Today, daughter No.1 and three friends set off to travel around Europe on trains and stay in hostels for three weeks.
They’re going to Amsterdam, Berlin, Prague, Krakow, Vienna, Budapest, Ljubljana and Split. As a parent, if that doesn’t make your blood curdle then I have my doubts as to whether you’re actually human.
So why let them go? I hear you ask. Try stopping them. They’re all adults (just) and daughter No.1 has paid for the trip and all her spends out of her own pocket.
Here are just three reasons why our hearts are in our mouths.
1. The boss went interrailing with her friends back in the day (she can’t remember exactly but thinks it was either 1989 or 1990), and while sitting outside Venice railway station one afternoon a middle-aged man sidled up to her and exposed himself in all his (ahem) glory.

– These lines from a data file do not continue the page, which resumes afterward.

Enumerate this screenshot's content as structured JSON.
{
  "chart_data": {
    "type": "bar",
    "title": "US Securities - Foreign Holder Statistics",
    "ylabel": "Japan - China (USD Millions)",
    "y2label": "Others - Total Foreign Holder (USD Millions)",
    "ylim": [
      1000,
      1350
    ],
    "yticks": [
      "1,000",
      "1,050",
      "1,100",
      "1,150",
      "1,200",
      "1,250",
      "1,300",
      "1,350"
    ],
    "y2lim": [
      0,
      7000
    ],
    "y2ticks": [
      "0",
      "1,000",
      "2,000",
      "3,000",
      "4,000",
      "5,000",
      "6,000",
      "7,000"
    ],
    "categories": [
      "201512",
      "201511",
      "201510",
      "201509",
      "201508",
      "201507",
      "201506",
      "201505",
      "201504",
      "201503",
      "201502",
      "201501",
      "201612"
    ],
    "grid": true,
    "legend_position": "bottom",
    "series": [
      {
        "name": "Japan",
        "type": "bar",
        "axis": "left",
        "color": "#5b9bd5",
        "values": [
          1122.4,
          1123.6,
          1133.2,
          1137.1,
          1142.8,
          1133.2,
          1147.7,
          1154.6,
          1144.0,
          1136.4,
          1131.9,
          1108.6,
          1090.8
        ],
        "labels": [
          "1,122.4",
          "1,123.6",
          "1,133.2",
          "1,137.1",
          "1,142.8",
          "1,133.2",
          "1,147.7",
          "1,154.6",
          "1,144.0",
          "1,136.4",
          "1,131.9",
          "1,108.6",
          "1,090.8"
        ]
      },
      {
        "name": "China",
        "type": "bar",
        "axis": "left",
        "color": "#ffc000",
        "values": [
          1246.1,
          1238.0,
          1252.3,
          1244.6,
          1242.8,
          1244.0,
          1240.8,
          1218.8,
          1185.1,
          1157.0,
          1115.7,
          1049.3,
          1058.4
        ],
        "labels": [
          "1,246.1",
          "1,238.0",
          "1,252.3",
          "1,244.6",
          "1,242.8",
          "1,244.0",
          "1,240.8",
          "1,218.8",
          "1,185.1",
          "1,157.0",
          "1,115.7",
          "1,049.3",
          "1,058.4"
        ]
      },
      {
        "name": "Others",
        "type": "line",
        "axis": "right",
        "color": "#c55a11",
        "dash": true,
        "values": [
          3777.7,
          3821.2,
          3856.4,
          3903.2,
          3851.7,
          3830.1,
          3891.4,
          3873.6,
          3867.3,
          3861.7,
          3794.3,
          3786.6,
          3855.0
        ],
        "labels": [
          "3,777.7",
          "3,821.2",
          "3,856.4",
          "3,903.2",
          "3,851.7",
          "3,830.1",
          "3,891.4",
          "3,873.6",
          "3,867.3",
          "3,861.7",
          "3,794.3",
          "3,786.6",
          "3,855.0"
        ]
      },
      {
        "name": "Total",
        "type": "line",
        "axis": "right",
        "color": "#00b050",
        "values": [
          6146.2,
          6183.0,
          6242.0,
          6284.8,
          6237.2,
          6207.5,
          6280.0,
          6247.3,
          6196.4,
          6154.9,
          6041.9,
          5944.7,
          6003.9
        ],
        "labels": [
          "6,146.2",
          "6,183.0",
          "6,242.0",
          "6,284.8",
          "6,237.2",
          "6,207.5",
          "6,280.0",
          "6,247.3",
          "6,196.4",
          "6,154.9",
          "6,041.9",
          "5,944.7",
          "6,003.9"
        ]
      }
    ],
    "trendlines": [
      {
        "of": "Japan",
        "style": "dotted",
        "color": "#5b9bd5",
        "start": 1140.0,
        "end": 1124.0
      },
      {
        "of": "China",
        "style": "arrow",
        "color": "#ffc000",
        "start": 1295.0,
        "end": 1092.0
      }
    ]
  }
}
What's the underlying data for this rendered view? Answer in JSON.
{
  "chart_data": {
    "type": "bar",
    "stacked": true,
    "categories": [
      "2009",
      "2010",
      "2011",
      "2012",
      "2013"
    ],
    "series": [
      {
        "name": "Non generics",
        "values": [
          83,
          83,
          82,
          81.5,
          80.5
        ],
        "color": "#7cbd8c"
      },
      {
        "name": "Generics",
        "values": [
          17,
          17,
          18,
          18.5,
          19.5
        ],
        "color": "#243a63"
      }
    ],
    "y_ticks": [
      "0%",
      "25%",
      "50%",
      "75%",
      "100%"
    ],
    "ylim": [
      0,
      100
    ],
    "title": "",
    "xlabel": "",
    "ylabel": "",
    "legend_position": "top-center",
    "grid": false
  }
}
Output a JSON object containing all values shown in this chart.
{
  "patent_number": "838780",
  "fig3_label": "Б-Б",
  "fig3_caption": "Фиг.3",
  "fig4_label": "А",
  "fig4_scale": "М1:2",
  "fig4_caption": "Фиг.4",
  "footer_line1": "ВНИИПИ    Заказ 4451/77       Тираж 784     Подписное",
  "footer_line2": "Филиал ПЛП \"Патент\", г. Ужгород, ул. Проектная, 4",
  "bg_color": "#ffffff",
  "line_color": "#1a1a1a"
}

2. On the same trip they were invited onto a ship for “a few drinks” by a bunch of Lebanese sailors, which sounds like the first 10 minutes of the grizzliest horror movie you’ve ever seen. Thankfully they had the sense to run a mile.
3. Of course, after a week or so their wildly optimistic budget ran out and they spent nights sleeping on station platforms and eating stale bread.
Back then mobile phones were a luxury. If you were swanning round the Continent for weeks on end, then as far as your parents were concerned you might as well have been on the moon.
You got a postcard if you were lucky and a teary, panicky phone call from somewhere you’ve never heard of if you weren’t.
Now phones aren’t a luxury, we’ll probably see more of daughter No.1 on social media than we do now she’s finished her A-levels as she (clears throat) treats this place like a hotel and bar.
So for the next three weeks yours truly will be driving to work, that’s halfway between Lancaster and Manchester Airport, with his passport in his back pocket just in case.